Pandora followed in the footsteps of other online start-ups when it went public this week, valuing its initial public offering, or I.P.O., at $16 a share. The music-streaming site allows users to create personalized radio channels, and investor enthusiasm abounded when Pandora stock opened at $20 a share yesterday.
But unlike other start-ups that have taken the I.P.O. plunge, Pandora is already on the way down. In only its second day on the market, Pandora stock closed today below its I.P.O. at $13.26 a share.
In other news…
• Music streaming service Spotify, the toast of Sweden, will finally be coming to the United States. As reported by the Silicon Valley Watcher, Spotify’s Jonathan Forster dropped the news at a London conference this Tuesday that Spotify could be expected to launch in the U.S. by July 5. We’re already shivering with antici … pation.
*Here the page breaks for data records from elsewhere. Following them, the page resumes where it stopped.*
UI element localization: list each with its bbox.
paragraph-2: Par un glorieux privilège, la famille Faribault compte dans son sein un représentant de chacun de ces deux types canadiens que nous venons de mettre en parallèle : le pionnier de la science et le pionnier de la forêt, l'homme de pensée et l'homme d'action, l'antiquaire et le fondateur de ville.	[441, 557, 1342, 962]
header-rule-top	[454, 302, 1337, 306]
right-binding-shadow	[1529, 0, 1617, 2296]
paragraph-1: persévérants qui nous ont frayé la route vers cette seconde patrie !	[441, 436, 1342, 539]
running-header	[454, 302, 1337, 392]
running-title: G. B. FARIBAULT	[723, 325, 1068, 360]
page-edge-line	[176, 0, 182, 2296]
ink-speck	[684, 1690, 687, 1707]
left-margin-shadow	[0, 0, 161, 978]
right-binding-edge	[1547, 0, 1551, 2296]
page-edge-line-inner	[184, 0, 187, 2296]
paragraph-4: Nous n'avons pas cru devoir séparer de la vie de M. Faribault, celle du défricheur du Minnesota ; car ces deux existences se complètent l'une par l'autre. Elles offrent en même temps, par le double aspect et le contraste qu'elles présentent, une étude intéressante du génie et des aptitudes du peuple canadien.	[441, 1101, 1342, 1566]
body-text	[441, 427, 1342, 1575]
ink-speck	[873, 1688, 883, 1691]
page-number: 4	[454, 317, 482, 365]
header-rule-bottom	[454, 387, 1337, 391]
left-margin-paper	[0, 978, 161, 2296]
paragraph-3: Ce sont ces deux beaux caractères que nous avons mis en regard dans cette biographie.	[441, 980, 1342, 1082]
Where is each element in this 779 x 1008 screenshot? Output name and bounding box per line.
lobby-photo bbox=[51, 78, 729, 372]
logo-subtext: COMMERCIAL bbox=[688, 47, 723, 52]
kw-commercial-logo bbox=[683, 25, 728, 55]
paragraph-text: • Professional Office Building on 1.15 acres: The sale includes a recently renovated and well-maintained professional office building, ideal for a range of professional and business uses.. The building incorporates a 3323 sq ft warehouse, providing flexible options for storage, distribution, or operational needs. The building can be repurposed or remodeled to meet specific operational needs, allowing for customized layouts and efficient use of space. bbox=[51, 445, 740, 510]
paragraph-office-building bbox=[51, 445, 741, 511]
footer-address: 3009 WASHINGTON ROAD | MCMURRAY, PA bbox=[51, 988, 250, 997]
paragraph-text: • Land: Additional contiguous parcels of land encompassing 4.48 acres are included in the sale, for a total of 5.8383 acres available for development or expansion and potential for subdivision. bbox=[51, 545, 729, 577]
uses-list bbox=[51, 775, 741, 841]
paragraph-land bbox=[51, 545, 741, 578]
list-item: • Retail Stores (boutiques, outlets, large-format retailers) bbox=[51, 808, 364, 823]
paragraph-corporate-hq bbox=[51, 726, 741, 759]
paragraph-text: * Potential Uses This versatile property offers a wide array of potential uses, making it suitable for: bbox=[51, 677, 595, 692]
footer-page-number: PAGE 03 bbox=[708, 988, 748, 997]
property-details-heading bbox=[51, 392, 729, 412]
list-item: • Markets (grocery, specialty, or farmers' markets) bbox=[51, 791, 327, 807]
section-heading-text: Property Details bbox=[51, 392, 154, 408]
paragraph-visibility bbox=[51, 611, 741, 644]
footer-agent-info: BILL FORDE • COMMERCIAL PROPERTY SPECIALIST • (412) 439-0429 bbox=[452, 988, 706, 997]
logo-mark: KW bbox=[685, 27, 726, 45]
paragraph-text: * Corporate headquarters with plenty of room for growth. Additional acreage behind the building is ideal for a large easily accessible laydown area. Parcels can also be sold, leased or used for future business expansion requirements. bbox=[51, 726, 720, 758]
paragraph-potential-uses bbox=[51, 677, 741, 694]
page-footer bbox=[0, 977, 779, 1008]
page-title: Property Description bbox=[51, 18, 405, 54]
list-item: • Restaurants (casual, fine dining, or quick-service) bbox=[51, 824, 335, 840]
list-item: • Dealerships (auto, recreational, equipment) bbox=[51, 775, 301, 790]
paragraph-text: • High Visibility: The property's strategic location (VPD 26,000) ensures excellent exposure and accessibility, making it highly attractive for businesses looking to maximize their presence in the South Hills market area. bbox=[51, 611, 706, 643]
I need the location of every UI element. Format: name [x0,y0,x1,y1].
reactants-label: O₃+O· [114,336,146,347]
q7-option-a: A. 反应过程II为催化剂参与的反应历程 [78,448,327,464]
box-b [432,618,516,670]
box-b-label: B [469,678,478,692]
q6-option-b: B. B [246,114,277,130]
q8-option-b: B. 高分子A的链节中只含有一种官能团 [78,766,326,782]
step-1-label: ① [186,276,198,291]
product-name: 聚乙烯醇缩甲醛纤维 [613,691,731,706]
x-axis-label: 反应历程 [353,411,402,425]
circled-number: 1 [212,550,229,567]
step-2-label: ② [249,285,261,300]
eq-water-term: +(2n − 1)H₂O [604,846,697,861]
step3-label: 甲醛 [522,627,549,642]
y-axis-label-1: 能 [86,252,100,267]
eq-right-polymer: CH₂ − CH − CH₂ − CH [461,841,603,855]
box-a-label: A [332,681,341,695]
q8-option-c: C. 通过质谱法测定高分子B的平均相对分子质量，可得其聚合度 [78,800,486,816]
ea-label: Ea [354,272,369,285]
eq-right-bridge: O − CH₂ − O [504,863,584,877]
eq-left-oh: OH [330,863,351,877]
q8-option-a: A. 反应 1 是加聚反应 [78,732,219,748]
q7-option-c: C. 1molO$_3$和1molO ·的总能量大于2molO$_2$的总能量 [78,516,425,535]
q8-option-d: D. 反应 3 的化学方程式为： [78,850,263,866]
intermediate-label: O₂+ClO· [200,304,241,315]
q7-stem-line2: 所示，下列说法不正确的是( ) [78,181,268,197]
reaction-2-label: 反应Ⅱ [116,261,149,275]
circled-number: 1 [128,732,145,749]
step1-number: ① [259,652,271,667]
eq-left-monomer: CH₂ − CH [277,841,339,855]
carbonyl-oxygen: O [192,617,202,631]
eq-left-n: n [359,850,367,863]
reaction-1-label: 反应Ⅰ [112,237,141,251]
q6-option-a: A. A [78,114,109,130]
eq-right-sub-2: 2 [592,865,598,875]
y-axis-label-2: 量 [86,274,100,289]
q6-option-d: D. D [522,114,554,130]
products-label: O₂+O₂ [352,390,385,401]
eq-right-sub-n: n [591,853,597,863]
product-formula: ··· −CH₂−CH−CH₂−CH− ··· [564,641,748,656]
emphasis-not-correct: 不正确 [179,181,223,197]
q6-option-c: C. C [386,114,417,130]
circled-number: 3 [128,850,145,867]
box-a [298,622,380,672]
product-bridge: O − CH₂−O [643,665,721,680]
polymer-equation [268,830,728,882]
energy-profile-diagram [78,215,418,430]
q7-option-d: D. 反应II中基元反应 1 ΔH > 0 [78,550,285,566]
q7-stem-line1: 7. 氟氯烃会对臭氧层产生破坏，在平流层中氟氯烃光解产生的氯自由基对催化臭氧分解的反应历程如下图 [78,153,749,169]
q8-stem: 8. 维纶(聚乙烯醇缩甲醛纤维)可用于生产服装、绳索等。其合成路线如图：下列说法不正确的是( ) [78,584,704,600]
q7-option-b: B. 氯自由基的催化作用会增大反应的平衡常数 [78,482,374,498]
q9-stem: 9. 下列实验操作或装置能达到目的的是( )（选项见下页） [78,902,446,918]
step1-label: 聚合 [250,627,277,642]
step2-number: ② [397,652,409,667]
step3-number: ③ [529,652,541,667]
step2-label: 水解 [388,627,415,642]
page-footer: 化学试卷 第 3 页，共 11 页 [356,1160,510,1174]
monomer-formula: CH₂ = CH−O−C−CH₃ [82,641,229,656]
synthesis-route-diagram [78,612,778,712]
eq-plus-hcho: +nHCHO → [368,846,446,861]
• Steve Jobs is ruining our fun. According to U.K. paper The Sun, Apple allegedly filed for a patent 18 months ago that would be able to detect when an iPhone was being used to film a live concert—and disable the iPhone’s camera function. Apparently concert folks don’t like it when their shows appear for free on YouTube. Does this mean that to catch precious moments like this and this, we actually have to attend the shows?
• Remember in the early 2000s when Kazaa was just another shady, peer-to-peer, file-sharing service that clogged your computer with spyware? Well, now it’s legit, legal, subscriber-based, owned by Atrinsic Inc.—and the responsibility of Stuart Goldfarb, Atrinsic’s newly named president and CEO. Goldfarb said in a press release that he is excited to grow Kazaa, “one of only a handful of companies that has license agreements with the record labels … .” Oh, how times have changed since our dorm-room days.